The infant’s head and neck should be positioned such that the neck is slightly extended in the “sniffing” position. If the infant is with the mother, a trained observer should be able to see the infant’s nose and mouth, and the head should be turned to one side (see Fig. 8.3 ). The NRP continues to recommend suctioning the mouth before the nose ( M comes before N ) to ensure that oral secretions are not aspirated if the newborn gasps when the nose is suctioned if the infant appears to be having difficulty breathing due to secretions or is apneic, although there is a lack of supportive evidence.
If the infant remains apneic at 30 seconds of life, PPV should be initiated and heart rate should be monitored by either auscultation or placement of electrocardiogram (ECG) leads ; palpation of the umbilical cord may not be reliable, although assessment by auscultation may also be inaccurate. , At the time PPV is initiated, the recommendation by the NRP is to place a pulse oximeter and consider placing ECG leads for monitoring of the infant’s heart rate and oxygen saturation. However, ECG detects the heart rate faster than pulse oximetry, , and pulse oximetry may underestimate the heart rate. , A pulse oximeter can also be used to measure oxygen saturation of an infant who is breathing with a normal heart rate but remains cyanotic, because it has been shown that it is difficult for providers to make an assessment of color. Advantages and disadvantages of various modes of heart rate assessment in the delivery room are shown in Fig. 8.5 .

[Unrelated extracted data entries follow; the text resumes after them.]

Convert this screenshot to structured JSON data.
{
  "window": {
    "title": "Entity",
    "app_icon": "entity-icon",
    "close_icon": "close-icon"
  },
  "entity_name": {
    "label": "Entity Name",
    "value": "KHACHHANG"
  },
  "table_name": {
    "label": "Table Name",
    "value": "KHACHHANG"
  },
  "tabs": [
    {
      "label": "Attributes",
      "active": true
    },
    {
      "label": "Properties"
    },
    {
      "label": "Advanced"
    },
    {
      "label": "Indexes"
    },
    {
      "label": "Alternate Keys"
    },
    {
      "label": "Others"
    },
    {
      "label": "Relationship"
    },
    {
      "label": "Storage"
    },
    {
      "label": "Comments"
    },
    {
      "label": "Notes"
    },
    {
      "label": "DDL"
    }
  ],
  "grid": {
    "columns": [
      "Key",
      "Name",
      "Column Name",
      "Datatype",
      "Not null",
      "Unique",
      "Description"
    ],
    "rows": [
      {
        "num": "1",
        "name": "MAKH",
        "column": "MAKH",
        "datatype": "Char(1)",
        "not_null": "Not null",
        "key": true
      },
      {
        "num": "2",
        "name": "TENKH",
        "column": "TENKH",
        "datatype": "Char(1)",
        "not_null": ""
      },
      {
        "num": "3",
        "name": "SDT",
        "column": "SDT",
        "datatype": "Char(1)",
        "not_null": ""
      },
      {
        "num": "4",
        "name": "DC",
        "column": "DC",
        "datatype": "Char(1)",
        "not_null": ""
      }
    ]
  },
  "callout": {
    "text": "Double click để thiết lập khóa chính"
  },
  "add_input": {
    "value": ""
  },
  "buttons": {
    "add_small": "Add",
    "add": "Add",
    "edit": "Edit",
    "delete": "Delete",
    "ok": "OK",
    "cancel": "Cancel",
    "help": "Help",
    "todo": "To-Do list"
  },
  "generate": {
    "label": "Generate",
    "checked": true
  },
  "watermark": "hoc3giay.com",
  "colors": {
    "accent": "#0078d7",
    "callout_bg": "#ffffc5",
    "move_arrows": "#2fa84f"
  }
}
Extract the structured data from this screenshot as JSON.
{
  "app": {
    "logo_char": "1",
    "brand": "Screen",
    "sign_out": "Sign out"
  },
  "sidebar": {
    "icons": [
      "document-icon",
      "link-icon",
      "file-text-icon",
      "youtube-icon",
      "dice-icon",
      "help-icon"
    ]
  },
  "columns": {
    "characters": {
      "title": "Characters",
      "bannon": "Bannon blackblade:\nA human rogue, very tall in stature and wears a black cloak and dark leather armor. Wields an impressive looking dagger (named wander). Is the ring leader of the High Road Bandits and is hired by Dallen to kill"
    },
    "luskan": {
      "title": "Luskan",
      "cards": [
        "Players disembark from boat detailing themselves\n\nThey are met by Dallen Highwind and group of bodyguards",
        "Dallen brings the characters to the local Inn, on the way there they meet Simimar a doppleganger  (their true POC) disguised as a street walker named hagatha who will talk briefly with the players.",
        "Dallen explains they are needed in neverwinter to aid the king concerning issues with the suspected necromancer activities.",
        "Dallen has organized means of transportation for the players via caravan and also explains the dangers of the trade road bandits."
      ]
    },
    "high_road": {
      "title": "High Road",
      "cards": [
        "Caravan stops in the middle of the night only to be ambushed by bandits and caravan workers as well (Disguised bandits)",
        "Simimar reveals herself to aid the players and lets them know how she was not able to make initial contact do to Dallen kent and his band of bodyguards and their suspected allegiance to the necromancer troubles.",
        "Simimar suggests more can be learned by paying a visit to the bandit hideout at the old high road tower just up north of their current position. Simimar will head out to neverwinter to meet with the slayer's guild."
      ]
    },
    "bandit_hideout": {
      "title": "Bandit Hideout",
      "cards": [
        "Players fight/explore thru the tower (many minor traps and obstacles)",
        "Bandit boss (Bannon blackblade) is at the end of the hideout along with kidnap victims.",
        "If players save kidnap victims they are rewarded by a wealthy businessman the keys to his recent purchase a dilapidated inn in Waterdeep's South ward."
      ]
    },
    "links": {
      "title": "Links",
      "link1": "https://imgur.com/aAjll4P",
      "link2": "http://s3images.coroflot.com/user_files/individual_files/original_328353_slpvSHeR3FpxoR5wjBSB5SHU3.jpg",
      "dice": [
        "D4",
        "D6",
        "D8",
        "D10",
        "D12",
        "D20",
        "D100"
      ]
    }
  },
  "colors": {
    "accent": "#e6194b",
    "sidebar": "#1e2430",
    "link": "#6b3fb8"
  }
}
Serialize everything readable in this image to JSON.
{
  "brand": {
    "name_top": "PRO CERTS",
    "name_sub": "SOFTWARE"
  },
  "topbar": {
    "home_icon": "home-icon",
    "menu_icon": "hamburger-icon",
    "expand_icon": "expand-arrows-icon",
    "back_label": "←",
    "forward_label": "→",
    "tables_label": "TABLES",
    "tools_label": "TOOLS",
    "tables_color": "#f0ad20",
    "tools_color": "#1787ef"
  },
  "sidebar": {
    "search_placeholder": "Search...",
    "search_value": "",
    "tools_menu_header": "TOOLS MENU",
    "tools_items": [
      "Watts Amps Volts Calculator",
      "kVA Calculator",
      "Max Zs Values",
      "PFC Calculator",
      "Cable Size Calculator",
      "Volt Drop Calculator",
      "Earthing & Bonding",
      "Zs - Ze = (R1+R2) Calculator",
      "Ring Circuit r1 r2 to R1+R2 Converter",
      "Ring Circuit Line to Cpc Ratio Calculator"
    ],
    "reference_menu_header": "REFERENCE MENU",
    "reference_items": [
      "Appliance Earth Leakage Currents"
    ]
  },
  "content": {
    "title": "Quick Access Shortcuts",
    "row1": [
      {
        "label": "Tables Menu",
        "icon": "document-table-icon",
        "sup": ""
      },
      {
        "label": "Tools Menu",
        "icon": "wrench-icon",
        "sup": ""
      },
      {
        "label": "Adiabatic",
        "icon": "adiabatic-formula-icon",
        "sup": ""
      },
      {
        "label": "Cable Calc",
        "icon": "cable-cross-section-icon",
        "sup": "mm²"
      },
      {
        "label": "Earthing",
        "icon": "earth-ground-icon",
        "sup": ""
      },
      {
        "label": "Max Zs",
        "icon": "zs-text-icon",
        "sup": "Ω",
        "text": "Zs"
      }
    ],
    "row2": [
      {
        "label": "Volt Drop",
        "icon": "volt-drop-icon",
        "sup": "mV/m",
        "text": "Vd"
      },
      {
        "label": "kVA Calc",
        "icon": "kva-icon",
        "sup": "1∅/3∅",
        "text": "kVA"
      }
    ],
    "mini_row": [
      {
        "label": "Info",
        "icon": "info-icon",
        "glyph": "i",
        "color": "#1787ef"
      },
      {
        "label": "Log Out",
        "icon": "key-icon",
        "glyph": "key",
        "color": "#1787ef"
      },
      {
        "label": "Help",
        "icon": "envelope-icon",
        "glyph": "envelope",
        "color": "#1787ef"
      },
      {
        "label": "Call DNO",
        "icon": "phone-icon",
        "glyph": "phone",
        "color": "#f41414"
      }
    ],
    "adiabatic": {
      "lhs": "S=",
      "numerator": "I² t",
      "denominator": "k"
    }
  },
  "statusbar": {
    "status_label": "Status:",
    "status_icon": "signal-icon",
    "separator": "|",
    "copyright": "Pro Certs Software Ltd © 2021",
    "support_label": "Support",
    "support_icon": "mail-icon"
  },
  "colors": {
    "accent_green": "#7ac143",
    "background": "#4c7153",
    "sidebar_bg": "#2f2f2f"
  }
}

When the initial steps of resuscitation fail to produce spontaneous respiration, the infant is likely in secondary apnea and will need respiratory support (see Fig. 8.2 ). The provision of ventilation in the delivery room is crucial to a successful resuscitation of a depressed infant. It is through ventilation and establishment of FRC that both the respiratory and cardiovascular changes occur in the transition from fetal to neonatal life.